看不出來那八竿子打不出一個字來的悶葫蘆有這麼多朋友。想起王知府和這位董夫人,不奇由不得好奇他是怎麼辦到的。邊想她邊喝下了那碗苦得直叫人皺眉頭的湯藥,董夫人笑著說︰「良藥苦口,姑娘可得多忍耐。」

藥喝完後,她就連打了兩個呵欠,連董夫人在她耳旁問了些話,她也沒精神回答,再度沉沉睡去。

等到她一覺醒來,已經又是一天清晨了。

滿室明亮的陽光中透著淡淡的蘭花香氣,不奇一睜開眼看到的便是司徒燁那高大的身影背對著她站在窗口,想來是董夫人告訴他——她醒了。

「人要是不知道自己有多礙眼,起碼也該體諒我們做病人的痛苦。你這樣擋住窗口,不是讓我嗅不到半口氣,想把我悶死嗎?」不奇調侃的開口。
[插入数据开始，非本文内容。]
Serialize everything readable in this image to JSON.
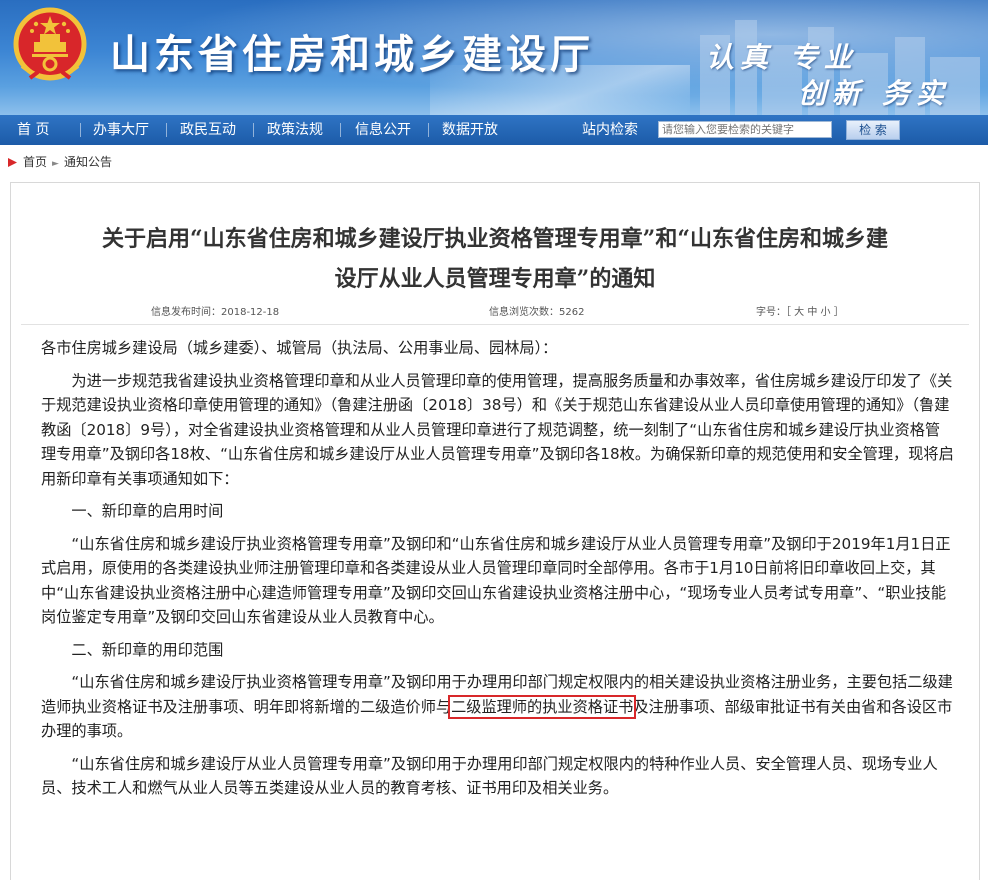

司徒燁轉身,黑眼透著些許神秘的光彩,「就算你悶死了,你的嘴巴頭一個會找我算帳。早,小野貓。」

「不早了,日上三竿,太陽曬到上了。」不奇伸個懶腰說︰「有沒有什麼可以吃的?我餓死了。」

「你這樣子論誰見了都不相信你剛剛死里逃生。」

不奇沖著他一笑,「你倒說看看,死里逃生的人都該像什麼樣子?無病申吟?愁眉苦臉?我可不會這幾招。不如你教教我!」

司徒燁並不理會她的胡鬧,走到床邊坐下,一手拉過她的腕搭脈听搏,過了半晌,「嗯,都恢復正常,你又可以生龍活虎活蹦亂跳了。」他低沉的嗓音和往常一樣平靜,可是不奇卻听得滿心歡喜。

他在乎她,關心她的身子狀況。

「喂,如果我死了,你會不會難過啊?」她故意假裝好奇,頑皮的問道。

用那雙黑不溜丟高深莫測的眼楮瞧了她一周圈後,司徒燁用淡淡的口氣說︰「侍女我再找一個就是,何難過之有?」

嘔死人的家伙。不奇嘟起嘴來,自他大掌中把手用力抽了回來,「那你不會當我已經死了,找別人陪你去消遣娛樂好了。」

低聲笑著,他溫柔的手執起她下巴說︰「侍女死了我不難過,可是全天下就只有一個不奇,你可不能死。」

心情一百八十度大回轉,不奇羞得臉頰粉粉紅紅的,只是一張嘴巴卻還不饒人的說︰「哼,我不過是個討人厭的男人婆,有什麼重要的?」

「你如果死了,誰來提供我刺激的休閑生活。可不是天天都有個小丫頭掛在樹稍耍猴戲給我看,三不五時還會鬧笑話給我听,你當然重要了。」他揶揄的往下說時,不奇已經由竊喜轉為憤怒,小臉繃得有如瀕臨爆點的火山。「你可是我的開心果、延壽桃,要知道一天三大笑可保身強體健。」

「司、徒、燁!」不奇掄拳打著他說︰「你太過分了!」

那些拳頭落在他身上怕不和蚊叮蟲咬一般,半點都傷不了他,而且才打了不過兩、三拳,不奇的拳頭就疼得發紅,手也酸得像在做苦工一樣。「你不是人,你是鐵打的玩意兒,痛死我了。」最後放棄時,還連聲抱怨著,「都是你害的啦!害我手痛死了。」

「自己找的。」他回答,大手拉過她的一雙小手,「還打不打?」

不奇自鼻腔中哼了一聲做為答案。

他笑了笑,大手一面靈巧的揉捏著她小手的指關節,為她疏通瘀血的地方。看不出他那麼一雙大如蒲扇的手,力道卻恰到好處,修長的指頭熟練的按摩著她的手,強有力中不失溫柔,不奇看得都出神了。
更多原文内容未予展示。